La petición del ingeniero
La aclaración vino directamente de la Agencia Tributaria cuando se le preguntó sobre la posibilidad o no de beneficiarse del régimen facilitado para la devolución del cerebro de una joven con un máster en ingeniería de gestión que se había trasladado al Reino Unido a finales de 2020 y, en marzo de 2021, había empezado a trabajar como arquitecta de soluciones estratégicas para una empresa con sede en el Reino Unido y luego inscrita en el registro de residentes en el extranjero seis meses después. En los años siguientes, la trabajadora, a pesar de cambiar de trabajo, continuó su actividad en Londres hasta septiembre de 2025, cuando decidió regresar a Italia. Todo ello con un nuevo contrato de trabajo italiano con sede en Italia para una empresa con sede en Alemania. Un puesto de trabajo con clasificación de nivel 1 del Convenio Colectivo Nacional de Comercio, permanente y con oficina en Milán, y posibilidad de trabajar a distancia.

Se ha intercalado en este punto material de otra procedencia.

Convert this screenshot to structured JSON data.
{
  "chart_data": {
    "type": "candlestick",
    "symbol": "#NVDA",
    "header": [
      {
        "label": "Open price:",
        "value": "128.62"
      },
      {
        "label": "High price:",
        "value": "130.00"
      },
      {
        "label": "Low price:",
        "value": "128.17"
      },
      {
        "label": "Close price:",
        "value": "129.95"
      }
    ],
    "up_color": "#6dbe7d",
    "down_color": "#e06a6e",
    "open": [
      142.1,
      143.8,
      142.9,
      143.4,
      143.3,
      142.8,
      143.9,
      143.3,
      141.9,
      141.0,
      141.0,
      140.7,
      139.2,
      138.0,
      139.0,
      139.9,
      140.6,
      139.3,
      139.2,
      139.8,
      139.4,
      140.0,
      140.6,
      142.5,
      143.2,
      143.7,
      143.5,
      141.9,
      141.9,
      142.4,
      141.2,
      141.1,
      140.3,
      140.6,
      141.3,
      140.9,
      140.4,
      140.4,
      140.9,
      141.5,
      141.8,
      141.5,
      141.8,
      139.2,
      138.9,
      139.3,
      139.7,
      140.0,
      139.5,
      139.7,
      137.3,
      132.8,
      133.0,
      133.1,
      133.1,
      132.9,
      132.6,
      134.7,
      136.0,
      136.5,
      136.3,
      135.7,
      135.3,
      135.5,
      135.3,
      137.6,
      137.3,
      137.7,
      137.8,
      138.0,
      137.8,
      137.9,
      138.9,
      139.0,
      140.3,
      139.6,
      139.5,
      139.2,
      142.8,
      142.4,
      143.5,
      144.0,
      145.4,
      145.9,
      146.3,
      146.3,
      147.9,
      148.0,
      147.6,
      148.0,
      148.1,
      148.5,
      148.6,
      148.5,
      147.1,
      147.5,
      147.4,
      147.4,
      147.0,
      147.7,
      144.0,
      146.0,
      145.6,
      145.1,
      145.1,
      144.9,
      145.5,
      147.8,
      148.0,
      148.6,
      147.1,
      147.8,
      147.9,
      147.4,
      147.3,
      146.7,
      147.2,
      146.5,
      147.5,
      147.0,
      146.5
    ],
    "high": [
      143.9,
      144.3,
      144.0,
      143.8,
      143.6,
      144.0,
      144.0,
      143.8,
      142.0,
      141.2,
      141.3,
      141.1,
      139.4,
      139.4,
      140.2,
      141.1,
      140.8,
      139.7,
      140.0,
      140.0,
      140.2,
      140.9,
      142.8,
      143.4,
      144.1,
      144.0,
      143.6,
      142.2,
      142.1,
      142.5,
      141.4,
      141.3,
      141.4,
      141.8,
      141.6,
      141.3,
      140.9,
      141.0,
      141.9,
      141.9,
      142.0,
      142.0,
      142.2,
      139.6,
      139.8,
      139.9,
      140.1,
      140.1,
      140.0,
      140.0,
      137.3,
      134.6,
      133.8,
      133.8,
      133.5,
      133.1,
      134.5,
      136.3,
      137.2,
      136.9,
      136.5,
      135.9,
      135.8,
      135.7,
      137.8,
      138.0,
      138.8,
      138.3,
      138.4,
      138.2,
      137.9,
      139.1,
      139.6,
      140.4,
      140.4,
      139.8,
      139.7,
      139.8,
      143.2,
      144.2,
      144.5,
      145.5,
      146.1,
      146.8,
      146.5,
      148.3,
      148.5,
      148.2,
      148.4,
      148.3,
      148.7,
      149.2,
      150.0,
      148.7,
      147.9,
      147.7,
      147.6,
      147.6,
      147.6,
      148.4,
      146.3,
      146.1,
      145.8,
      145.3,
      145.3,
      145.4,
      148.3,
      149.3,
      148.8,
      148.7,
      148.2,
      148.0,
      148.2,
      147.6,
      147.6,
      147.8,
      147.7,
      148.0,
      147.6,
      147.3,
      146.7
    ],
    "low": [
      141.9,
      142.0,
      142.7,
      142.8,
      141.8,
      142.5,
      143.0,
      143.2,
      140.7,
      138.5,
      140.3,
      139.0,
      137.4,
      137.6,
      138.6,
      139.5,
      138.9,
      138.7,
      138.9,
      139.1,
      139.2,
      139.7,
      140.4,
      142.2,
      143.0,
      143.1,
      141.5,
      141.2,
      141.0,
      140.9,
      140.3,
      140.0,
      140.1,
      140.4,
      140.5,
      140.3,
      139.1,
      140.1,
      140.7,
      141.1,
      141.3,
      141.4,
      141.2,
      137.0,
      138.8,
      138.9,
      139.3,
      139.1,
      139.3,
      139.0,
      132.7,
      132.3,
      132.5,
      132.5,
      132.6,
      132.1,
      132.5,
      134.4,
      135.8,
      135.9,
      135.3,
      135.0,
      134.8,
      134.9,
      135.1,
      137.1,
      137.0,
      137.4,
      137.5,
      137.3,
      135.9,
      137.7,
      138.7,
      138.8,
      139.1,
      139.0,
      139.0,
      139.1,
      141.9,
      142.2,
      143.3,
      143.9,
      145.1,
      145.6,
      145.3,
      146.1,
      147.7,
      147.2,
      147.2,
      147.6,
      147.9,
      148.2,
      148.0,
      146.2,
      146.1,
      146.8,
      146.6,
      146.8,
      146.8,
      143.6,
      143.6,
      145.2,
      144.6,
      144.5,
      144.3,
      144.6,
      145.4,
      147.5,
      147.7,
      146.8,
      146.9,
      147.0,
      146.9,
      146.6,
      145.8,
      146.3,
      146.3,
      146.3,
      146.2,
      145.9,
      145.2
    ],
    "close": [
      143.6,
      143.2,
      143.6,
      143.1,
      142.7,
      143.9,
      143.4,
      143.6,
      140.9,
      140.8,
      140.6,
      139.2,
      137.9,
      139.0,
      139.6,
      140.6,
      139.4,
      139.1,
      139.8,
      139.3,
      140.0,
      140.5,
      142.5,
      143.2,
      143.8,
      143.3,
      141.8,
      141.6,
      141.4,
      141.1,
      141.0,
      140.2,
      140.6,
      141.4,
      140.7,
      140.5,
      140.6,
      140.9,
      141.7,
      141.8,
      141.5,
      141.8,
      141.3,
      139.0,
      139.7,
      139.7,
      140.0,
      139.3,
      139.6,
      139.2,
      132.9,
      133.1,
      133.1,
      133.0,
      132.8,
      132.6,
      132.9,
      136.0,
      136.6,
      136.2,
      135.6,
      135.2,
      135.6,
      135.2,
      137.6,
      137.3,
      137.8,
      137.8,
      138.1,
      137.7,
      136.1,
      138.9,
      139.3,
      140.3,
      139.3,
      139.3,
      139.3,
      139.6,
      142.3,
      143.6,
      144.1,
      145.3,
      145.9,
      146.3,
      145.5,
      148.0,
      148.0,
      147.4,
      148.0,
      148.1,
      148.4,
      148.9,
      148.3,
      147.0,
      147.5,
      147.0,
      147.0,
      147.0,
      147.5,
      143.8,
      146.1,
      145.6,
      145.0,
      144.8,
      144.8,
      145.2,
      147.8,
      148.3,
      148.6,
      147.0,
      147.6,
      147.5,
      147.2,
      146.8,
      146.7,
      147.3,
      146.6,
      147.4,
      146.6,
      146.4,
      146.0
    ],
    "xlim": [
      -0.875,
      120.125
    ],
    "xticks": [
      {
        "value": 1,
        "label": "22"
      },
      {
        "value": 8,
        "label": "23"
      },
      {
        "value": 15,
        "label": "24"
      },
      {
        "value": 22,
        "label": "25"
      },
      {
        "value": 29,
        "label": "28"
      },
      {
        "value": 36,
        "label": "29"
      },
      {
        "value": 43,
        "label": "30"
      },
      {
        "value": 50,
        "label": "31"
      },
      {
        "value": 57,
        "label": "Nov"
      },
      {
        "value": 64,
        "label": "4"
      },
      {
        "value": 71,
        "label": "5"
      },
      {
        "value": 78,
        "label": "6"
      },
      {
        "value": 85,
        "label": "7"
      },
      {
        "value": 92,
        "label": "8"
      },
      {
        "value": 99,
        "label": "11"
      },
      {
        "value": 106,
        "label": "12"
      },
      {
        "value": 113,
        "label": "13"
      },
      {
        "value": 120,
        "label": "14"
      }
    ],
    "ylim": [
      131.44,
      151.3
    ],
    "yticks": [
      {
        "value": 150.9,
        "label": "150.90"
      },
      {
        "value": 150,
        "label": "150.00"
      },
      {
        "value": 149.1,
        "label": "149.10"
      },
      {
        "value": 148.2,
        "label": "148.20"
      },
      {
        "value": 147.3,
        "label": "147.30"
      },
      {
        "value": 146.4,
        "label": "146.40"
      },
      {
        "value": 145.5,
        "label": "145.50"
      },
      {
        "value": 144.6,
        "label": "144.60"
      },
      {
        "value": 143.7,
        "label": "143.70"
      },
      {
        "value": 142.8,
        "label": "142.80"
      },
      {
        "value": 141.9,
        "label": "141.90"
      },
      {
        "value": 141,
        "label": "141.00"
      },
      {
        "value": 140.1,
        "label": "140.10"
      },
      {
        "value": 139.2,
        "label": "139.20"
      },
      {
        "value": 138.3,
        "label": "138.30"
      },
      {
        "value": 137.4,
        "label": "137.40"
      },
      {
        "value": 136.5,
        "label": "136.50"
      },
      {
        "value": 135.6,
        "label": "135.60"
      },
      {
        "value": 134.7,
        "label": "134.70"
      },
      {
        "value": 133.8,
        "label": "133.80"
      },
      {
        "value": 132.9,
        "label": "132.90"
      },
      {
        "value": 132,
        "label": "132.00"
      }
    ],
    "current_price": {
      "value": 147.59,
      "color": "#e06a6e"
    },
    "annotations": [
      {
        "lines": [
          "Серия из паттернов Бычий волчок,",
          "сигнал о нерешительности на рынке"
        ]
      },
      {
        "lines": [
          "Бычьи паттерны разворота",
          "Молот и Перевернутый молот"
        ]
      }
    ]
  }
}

La respuesta de las autoridades fiscales
La respuesta de Hacienda a la pregunta no. 2/2026 recuerda, como ya se ha mencionado, que un empleador italiano no es necesario: el lugar de trabajo principal en Italia cuenta, incluso en el contexto del trabajo inteligente para una empresa extranjera. Entre las condiciones imprescindibles para obtener la reducción fiscal se encuentran el hecho de no haber tenido residencia fiscal italiana en los tres años anteriores, un alto título y el compromiso de permanecer residente durante al menos dos años (prorrogable). La desgravación se aplica a partir del año fiscal siguiente al año de declaración (2026 para quienes regresan a finales de 2025) y durante los cuatro años posteriores.
Beneficios fiscales
Aunque sea revisado por el gobierno Meloni, el régimen de inpatriación sigue concediendo una importante reducción de impuestos gracias a la administración financiera. En primer lugar, los rendimientos de una actividad por cuenta ajena o por cuenta propia tributan al 50% (las autoridades tributarias gravan el 50% de 100.000 euros de renta imponible), pero esto está dentro del límite de 600.000 euros al año. Debido a la estructura de la reducción, se aplica en el momento de la declaración de impuestos, también debido a que el trabajador que regresa a Italia todavía tiene un empleador al otro lado de la frontera.